How then should we define who is a capable provider in the hospital setting? According to the Dreyfus Model of Skills Acquisition, as learners develop along the continuum from novice to beginner to competent to proficient to expert, their skills become more developed, letting them tackle more complex issues and tasks more efficiently.

For example, the novice knows that a patient with dyspnea might have pneumonia and orders a chest X-ray but little more. The competent provider realizes many other disease states can cause dyspnea and would assess for those as well, often getting bogged down in extraneous details. The proficient provider immediately focuses on the important details and determines pneumonia as the cause of the dyspnea, applying the proper treatment algorithms with a level of efficiency beyond that of the competent peer.

The expert intuitively diagnoses the pneumonia and prescribes the proper diagnostic and therapeutic evaluation. He does so while considering the patient’s immune status, the impact of the hospital’s antimicrobial resistance patterns, and the potential risks and benefits of short-course antimicrobial therapy—all through the prism of quality core measures, cost, and throughput.
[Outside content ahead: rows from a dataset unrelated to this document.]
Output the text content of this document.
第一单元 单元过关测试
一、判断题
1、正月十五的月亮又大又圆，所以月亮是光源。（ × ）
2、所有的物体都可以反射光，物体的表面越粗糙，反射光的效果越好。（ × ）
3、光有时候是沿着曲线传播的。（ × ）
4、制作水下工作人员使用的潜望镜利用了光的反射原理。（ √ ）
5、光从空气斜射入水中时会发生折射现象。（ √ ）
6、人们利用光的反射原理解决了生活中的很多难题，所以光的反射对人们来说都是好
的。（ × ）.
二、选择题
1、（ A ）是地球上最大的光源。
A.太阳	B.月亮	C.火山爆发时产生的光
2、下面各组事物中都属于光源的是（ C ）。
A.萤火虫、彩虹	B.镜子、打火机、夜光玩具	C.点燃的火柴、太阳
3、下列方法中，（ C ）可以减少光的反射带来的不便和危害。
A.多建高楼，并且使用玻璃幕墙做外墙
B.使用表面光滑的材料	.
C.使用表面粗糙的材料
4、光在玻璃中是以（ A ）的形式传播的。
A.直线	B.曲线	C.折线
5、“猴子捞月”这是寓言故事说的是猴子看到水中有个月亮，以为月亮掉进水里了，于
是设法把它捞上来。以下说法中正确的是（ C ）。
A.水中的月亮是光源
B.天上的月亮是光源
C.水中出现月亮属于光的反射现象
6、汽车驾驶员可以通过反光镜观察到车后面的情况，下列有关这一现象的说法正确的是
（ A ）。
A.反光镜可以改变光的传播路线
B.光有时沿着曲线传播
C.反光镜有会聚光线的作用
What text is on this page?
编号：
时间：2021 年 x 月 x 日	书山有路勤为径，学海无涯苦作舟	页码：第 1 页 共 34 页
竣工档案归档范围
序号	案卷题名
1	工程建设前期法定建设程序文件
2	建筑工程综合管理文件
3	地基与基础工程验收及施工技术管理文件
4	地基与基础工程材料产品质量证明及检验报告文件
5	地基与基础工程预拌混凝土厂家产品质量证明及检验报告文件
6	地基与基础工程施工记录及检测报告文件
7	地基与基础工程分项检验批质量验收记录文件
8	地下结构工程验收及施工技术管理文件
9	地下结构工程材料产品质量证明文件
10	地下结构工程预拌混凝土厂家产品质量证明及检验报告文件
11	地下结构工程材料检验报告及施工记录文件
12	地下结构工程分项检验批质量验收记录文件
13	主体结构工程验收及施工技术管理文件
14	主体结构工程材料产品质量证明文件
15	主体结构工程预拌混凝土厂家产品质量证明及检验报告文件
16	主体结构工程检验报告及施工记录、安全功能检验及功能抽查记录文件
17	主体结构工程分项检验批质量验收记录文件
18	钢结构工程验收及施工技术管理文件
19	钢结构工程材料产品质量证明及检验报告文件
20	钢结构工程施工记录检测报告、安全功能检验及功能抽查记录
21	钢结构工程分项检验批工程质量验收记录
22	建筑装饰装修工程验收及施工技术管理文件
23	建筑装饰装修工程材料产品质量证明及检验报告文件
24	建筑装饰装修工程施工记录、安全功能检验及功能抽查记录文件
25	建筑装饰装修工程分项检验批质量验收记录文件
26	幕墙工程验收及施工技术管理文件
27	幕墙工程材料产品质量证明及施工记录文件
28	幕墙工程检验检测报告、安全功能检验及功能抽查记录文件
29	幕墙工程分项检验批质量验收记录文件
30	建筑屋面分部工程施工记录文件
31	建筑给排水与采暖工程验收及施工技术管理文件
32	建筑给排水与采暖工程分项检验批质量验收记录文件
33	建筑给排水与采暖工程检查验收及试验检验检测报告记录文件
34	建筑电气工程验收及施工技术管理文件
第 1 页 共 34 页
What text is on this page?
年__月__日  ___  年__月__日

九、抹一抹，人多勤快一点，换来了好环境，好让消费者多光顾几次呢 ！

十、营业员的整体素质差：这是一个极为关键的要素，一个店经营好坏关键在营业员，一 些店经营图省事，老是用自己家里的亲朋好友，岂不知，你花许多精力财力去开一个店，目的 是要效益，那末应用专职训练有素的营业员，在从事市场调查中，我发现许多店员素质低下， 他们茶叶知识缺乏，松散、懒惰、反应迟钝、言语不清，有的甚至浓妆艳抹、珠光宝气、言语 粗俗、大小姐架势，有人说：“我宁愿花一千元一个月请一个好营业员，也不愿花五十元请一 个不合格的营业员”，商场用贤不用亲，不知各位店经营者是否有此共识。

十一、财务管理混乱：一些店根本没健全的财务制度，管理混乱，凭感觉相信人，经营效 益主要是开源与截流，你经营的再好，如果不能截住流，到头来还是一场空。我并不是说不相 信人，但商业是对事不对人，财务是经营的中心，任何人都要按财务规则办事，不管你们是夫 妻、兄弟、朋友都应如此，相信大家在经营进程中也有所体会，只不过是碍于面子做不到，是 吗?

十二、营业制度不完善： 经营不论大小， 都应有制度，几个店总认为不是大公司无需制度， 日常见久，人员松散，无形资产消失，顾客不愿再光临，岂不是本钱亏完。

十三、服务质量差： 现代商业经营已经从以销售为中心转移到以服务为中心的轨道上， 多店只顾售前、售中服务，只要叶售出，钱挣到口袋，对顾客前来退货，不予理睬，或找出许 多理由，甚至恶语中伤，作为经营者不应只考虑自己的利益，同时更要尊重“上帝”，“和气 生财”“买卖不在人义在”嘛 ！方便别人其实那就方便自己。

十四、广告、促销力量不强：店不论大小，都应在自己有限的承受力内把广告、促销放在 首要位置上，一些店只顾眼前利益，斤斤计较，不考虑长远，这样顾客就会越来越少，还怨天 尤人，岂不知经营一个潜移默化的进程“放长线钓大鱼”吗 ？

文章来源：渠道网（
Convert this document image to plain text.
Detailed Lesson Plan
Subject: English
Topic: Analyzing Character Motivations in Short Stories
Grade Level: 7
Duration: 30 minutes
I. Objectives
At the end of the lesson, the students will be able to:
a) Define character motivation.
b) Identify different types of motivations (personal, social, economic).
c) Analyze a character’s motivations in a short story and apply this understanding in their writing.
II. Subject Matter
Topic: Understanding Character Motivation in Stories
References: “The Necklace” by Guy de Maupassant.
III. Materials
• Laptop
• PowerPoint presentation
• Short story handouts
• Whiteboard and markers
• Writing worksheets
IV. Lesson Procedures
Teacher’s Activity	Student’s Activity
In a healthcare system at best strained and by most evidence severely fractured, we can no longer accept competence as the determinant of a capable provider. Rather, we should use proficiency moving toward expertise as the measuring stick for caring for increasingly more complex patients.

The designation “hospitalist” or even RFP-HM should not determine if one is proficient to practice hospital medicine, just as the designation of primary care provider should not exclude one from practicing in the hospital. Certainly, there are practitioners able to seamlessly cross the inpatient/outpatient boundary without losing a step. However, I suspect the more likely scenario is expertise in one and at best proficiency in the other.

Levitin’s 10,000-hour threshold supports this assumption, as it would take at least 10 years to amass 10,000 hours in each practice setting. Most likely, development of expertise in one arena means mere competence in another. As exhibit A, I tremble at the thought of the mischief I would cause if I took my stethoscope to the primary care clinic.

Instead, the ethical standards of our profession should dictate that each provider determines if they meet this pursuit-of-expertise standard. Employers and credentialing boards need to raise the bar toward expertise, ensuring these thresholds are met.

In the end, hospital or clinic sites should be the domain of capable providers, regardless of their primary practice site. However, we need to recalibrate how we define a capable provider who is moving away from competence toward proficiency verging on expertise. Experience as a surrogate for expertise, more than primary practice setting or RFP-HM status, should be the major determinant for who cares for hospitalized patients. TH

Dr. Glasheen is associate professor of medicine at the University of Colorado at Denver, where he serves as director of the Hospital Medicine Program and the Hospitalist Training Program, and as associate program director of the Internal Medicine Residency Program.